There are many great biotech companies out there. I have no idea who sold Carl Icahn on ImClone, but he/she was one hell of a salesperson.
Black Robes, Big Consequences
The Supreme Court is hearing arguments in a patent case pitting Genentech (DNA) against MedImmune (MEDI). This case could reverberate across the sector, so it bears watching.
MedImmune licensed Genentech's famous "Cabilly" patent covering monoclonal antibody (MAb) production. It eventually sued to get the patent thrown out.
"Not so fast," said the lower courts. "You don't have the right to sue since you are already licensing the patent." The theory was that by signing a patent licensing agreement and paying the royalties, MedImmune explicitly admitted the patent was valid.
MedImmune said signing the license was merely a business decision and was done under protest. The company couldn't afford to ignore the patent and risk treble damages from willful infringement, so it signed the license agreement.
If the Supremes find for Genentech, it means patent holders can bully anyone who wants to bring a patent-covered product to market inside the decade or so most patent litigation takes. Sure, they already do this, but it means a licensee essentially never has any recourse while the patent is valid.

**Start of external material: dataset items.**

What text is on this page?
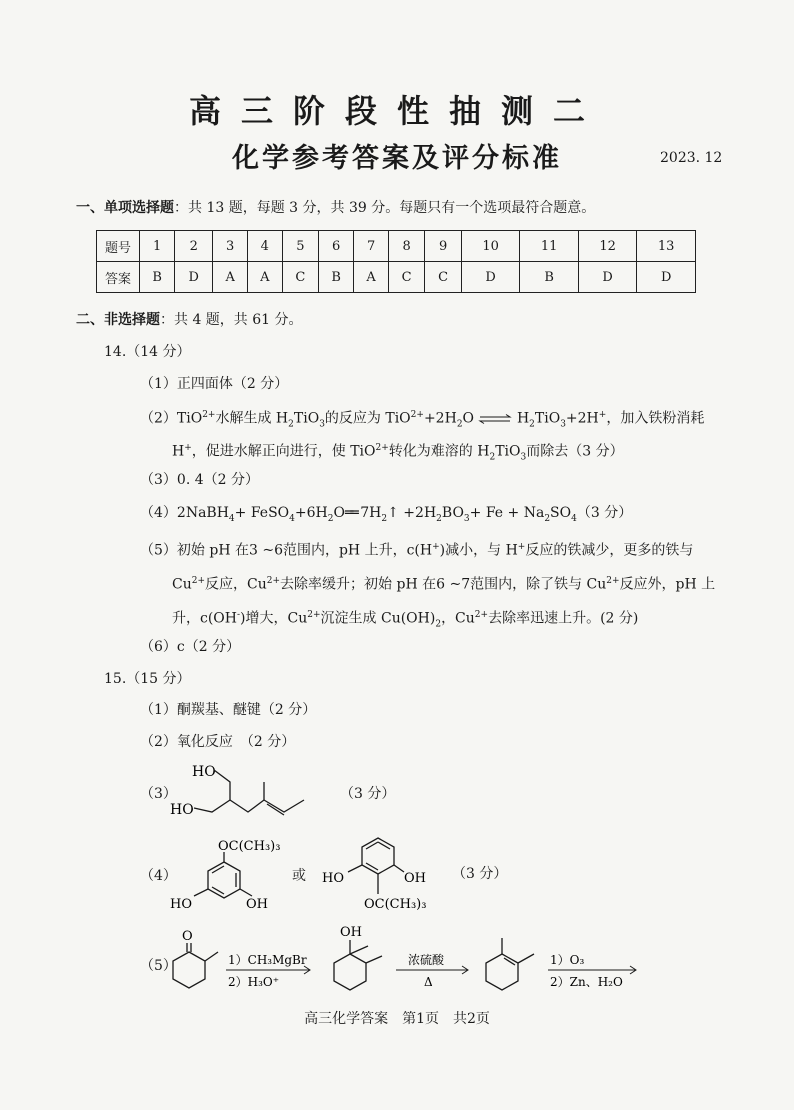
高三阶段性抽测二
化学参考答案及评分标准	2023. 12
一、单项选择题：共 13 题，每题 3 分，共 39 分。每题只有一个选项最符合题意。
题号	1	2	3	4	5	6	7	8	9	10	11	12	13
答案	B	D	A	A	C	B	A	C	C	D	B	D	D
二、非选择题：共 4 题，共 61 分。
14.（14 分）
（1）正四面体（2 分）
（2）TiO$^{2+}$水解生成 $H_2TiO_3$的反应为 $TiO^{2+}+2H_2O$ ⇌ $H_2TiO_3+2H^+$，加入铁粉消耗
H+，促进水解正向进行，使 TiO$^{2+}$转化为难溶的 $H_2TiO_3$而除去（3 分）
（3）0. 4（2 分）
（4）2NaBH$_4$+ $FeSO_4+6H_2O══$ $7H_2↑ +2H_2BO_3+ Fe + Na_2SO_4(3$ 分）
（5）初始 pH 在3 ~6范围内，pH 上升，c(H+)减小，与 H+反应的铁减少，更多的铁与
$Cu^{2+}$反应，$Cu^{2+}$去除率缓升；初始 pH 在6 ~7范围内，除了铁与 $Cu^{2+}$反应外，pH 上
升，c(OH-)增大，$Cu^{2+}$沉淀生成 $Cu(OH)_2$，$Cu^{2+}$去除率迅速上升。(2 分)
（6）c（2 分）
15.（15 分）
（1）酮羰基、醚键（2 分）
（2）氧化反应　（2 分）
（3）
HO
HO
（3 分）
（4）
OC(CH₃)₃
HO	OH
或 HO	OH
OC(CH₃)₃
（3 分）
（5）
O
1）CH₃MgBr
2）H₃O⁺
OH
浓硫酸
Δ
1）O₃
2）Zn、H₂O
高三化学答案　第1页　共2页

If MedImmune wins, expect the number of patent lawsuits (which our intellectual property attorney rightfully calls "The Sport of Kings" due to the cost) to soar. Expect also to see Genentech besieged by similar lawsuits since nearly all companies with the MAb drug license the Cabilly patent.
Genentech got about a penny per share in earnings, or about $20 mln a quarter, in Cabilly-based licensing fees in 2005.
Buy Your Votes Here
The corporate governance system is broken. It has been for a long time, it's just lately people other than stock message board posters have decided to write about it. Apparently, that makes the concerns legitimate.
The only useful component of Regulation SHO was the requirement to label a transaction a short sale. All the rest of it is bunk, as I commented on when the regulation went into effect. With the ability to tag a transaction as a short sale comes the ability to tag the associated shares as "phantom" shares and, therefore, not eligible to be voted in a shareholder vote.
If you think that's far-fetched, remember that tagging shares already happens. In the rules that brought us the dividend tax cut, the IRS tacked on a little clause noting that the "cash in lieu of dividend" payments that you receive when you purchase stock from a short seller are not eligible for the lower dividend tax rate. They are instead taxed at your regular income level. So, the technology certainly exists.
Why's this an issue? If you have a company with one share outstanding, there should be only one vote at shareholders' meetings. If that share is lent to a short seller who completes that transaction, all of a sudden there are two shares to vote. The "real" one and the "phantom" one bought from the short seller.
DTC supposedly works all this out by (1) crossing their fingers and hoping fewer people vote than the total number of outstanding shares held in "street name;" and by (2) apportioning votes received according to the percentages yes/no when the crossed fingers don't work. That strikes me as an odd way to run an election.
At some point, it's going to be obvious (even more obvious?) the regulatory system we created in the 1930s is completely overmatched by modern trading strategies and needs to be overhauled. I'm not holding my breath because there simply isn't the political will there to get it done. Republicans don't want to appear anti-business and Democrats are gorging at the money hose recently turned their way by prominent members of the hedge fund industry. Let's just hope we don't need another complete financial and economic meltdown to make it happen.